The court also considers any indirect financial contributions to the acquisition and maintenance of the property. This may include where one party pays utility bills which may enable the other party to pay the mortgage.

Any non-financial contributions will also be taken into account. Examples of these are home making and parenting duties, such as driving the children to school. The court also considers when the other parent’s main priority is to be the breadwinner of the house.

When the court considers the contribution, there is a discretion by the court to determine the weight to be given on each contribution.

 

Step 3: Evaluating each party’s future needs

Further to assessing the contributions made by each party to the settlement, the courts must evaluate the future needs of the party before negotiating a property settlement.
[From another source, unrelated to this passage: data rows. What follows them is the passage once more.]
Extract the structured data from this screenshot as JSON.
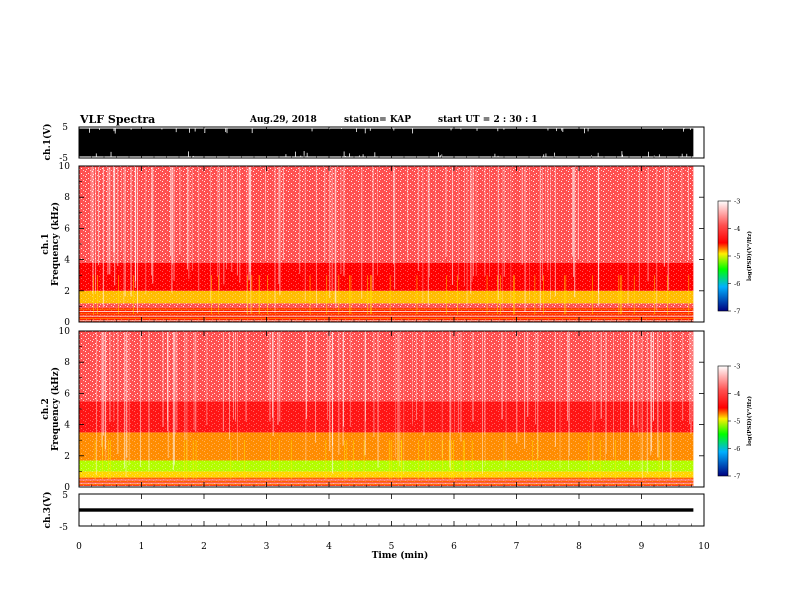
{
  "header": {
    "title": "VLF Spectra",
    "date": "Aug.29, 2018",
    "station": "station= KAP",
    "start_ut": "start UT =  2 : 30 : 1"
  },
  "colorbar": {
    "label": "log(PSD)(V²/Hz)",
    "ticks": [
      "-3",
      "-4",
      "-5",
      "-6",
      "-7"
    ],
    "range": [
      -7,
      -3
    ]
  },
  "panels": {
    "ch1v": {
      "ylabel": "ch.1(V)",
      "ticks": [
        "5",
        "-5"
      ]
    },
    "ch1": {
      "ylabel_top": "ch.1",
      "ylabel": "Frequency (kHz)",
      "ticks": [
        "0",
        "2",
        "4",
        "6",
        "8",
        "10"
      ]
    },
    "ch2": {
      "ylabel_top": "ch.2",
      "ylabel": "Frequency (kHz)",
      "ticks": [
        "0",
        "2",
        "4",
        "6",
        "8",
        "10"
      ]
    },
    "ch3v": {
      "ylabel": "ch.3(V)",
      "ticks": [
        "5",
        "-5"
      ]
    }
  },
  "xaxis": {
    "label": "Time (min)",
    "ticks": [
      "0",
      "1",
      "2",
      "3",
      "4",
      "5",
      "6",
      "7",
      "8",
      "9",
      "10"
    ]
  },
  "chart_data": [
    {
      "type": "area",
      "panel": "ch.1 waveform",
      "ylabel": "ch.1(V)",
      "ylim": [
        -5,
        5
      ],
      "xlim": [
        0,
        10
      ],
      "x_unit": "min",
      "data_end_min": 9.83,
      "amplitude_envelope_v": [
        4.5,
        -4.5
      ],
      "color": "#000000"
    },
    {
      "type": "heatmap",
      "panel": "ch.1 spectrogram",
      "ylabel": "Frequency (kHz)",
      "ylim": [
        0,
        10
      ],
      "xlim": [
        0,
        10
      ],
      "data_end_min": 9.83,
      "color_scale": "log(PSD)(V²/Hz)",
      "color_range": [
        -7,
        -3
      ],
      "bands": [
        {
          "from_khz": 0,
          "to_khz": 0.9,
          "level": -3.7,
          "note": "horizontal lines"
        },
        {
          "from_khz": 0.9,
          "to_khz": 1.2,
          "level": -3.2
        },
        {
          "from_khz": 1.2,
          "to_khz": 2.0,
          "level": -4.2,
          "note": "yellow-orange band"
        },
        {
          "from_khz": 2.0,
          "to_khz": 3.8,
          "level": -3.6
        },
        {
          "from_khz": 3.8,
          "to_khz": 10,
          "level": -3.2
        }
      ]
    },
    {
      "type": "heatmap",
      "panel": "ch.2 spectrogram",
      "ylabel": "Frequency (kHz)",
      "ylim": [
        0,
        10
      ],
      "xlim": [
        0,
        10
      ],
      "data_end_min": 9.83,
      "color_scale": "log(PSD)(V²/Hz)",
      "color_range": [
        -7,
        -3
      ],
      "bands": [
        {
          "from_khz": 0,
          "to_khz": 0.6,
          "level": -3.7,
          "note": "horizontal lines"
        },
        {
          "from_khz": 0.6,
          "to_khz": 1.0,
          "level": -4.3
        },
        {
          "from_khz": 1.0,
          "to_khz": 1.7,
          "level": -4.85,
          "note": "green band"
        },
        {
          "from_khz": 1.7,
          "to_khz": 3.5,
          "level": -4.0
        },
        {
          "from_khz": 3.5,
          "to_khz": 5.5,
          "level": -3.5
        },
        {
          "from_khz": 5.5,
          "to_khz": 10,
          "level": -3.2
        }
      ]
    },
    {
      "type": "line",
      "panel": "ch.3 waveform",
      "ylabel": "ch.3(V)",
      "ylim": [
        -5,
        5
      ],
      "xlim": [
        0,
        10
      ],
      "data_end_min": 9.83,
      "value_v": 0,
      "color": "#000000"
    }
  ]
}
Under the Family Law Act, the court shall take into account the following:

(a) the age and state of health of each of the parties; and

(b) the income, property and financial resources of each of the parties and the physical and mental capacity of each of them for appropriate gainful employment; and

(c) whether either party has the care or control of a child of the marriage who has not attained the age of 18 years; and

(d) commitments of each of the parties that are necessary to enable the party to support:

(i) himself or herself; and

(ii) a child or another person that the party has a duty to maintain; and

(e) the responsibilities of either party to support any other person; and

(f) the eligibility of either party for a pension, allowance or benefit under:

(i) any law of the Commonwealth, of a State or Territory or of another country; or

(ii) any superannuation fund or scheme, whether the fund or scheme was established, or operates, within or outside Australia;

and the rate of any such pension, allowance or benefit being paid to either party; and

(g) where the parties have separated or divorced, a standard of living that in all the circumstances is reasonable; and

(h) the extent to which the payment of maintenance to the party whose maintenance is under consideration would increase the earning capacity of that party by enabling that party to undertake a course of education or training or to establish himself or herself in a business or otherwise to obtain an adequate income; and

(ha) the effect of any proposed order on the ability of a creditor of a party to recover the creditor’s debt, so far as that effect is relevant; and

(j) the extent to which the party whose maintenance is under consideration has contributed to the income, earning capacity, property and financial resources of the other party; and

(k) the duration of the marriage and the extent to which it has affected the earning capacity of the party whose maintenance is under consideration; and

(l) the need to protect a party who wishes to continue that party’s role as a parent; and

(m) if either party is cohabiting with another person—the financial circumstances relating to the cohabitation; and

(n) the terms of any order made or proposed to be made:

(i) the property of the parties; or

(ii) vested bankruptcy property in relation to a bankrupt party; and

(naa) the terms of any order or declaration made, or proposed to be made, under Part VIIIAB in relation to:

(i) a party to the marriage; or

(ii) a person who is a party to a de facto relationship with a party to the marriage; or

(iii) the property of a person covered by subparagraph (i) and of a person covered by subparagraph (ii), or of either of them; or

(iv) vested bankruptcy property in relation to a person covered by subparagraph (i) or (ii); and

(na) any child support and

(o) any fact or circumstance which, in the opinion of the court, the justice of the case requires to be taken into account; and

(p) the terms of any financial agreement that is binding on the parties to the marriage; and

 

Step 4: The Court must be satisfied in all the circumstances of the case, that it is just and equitable to make the orders

The final step in a property settlement is for the court to be satisfied that, in all circumstances, it is just and equitable to make the order it has deemed appropriate from the evidence that has been provided. Our firm is able to give you advice on what the courts deem appropriate in these circumstances.

Note the above processes are not applicable to financial agreements that is binding on the parties.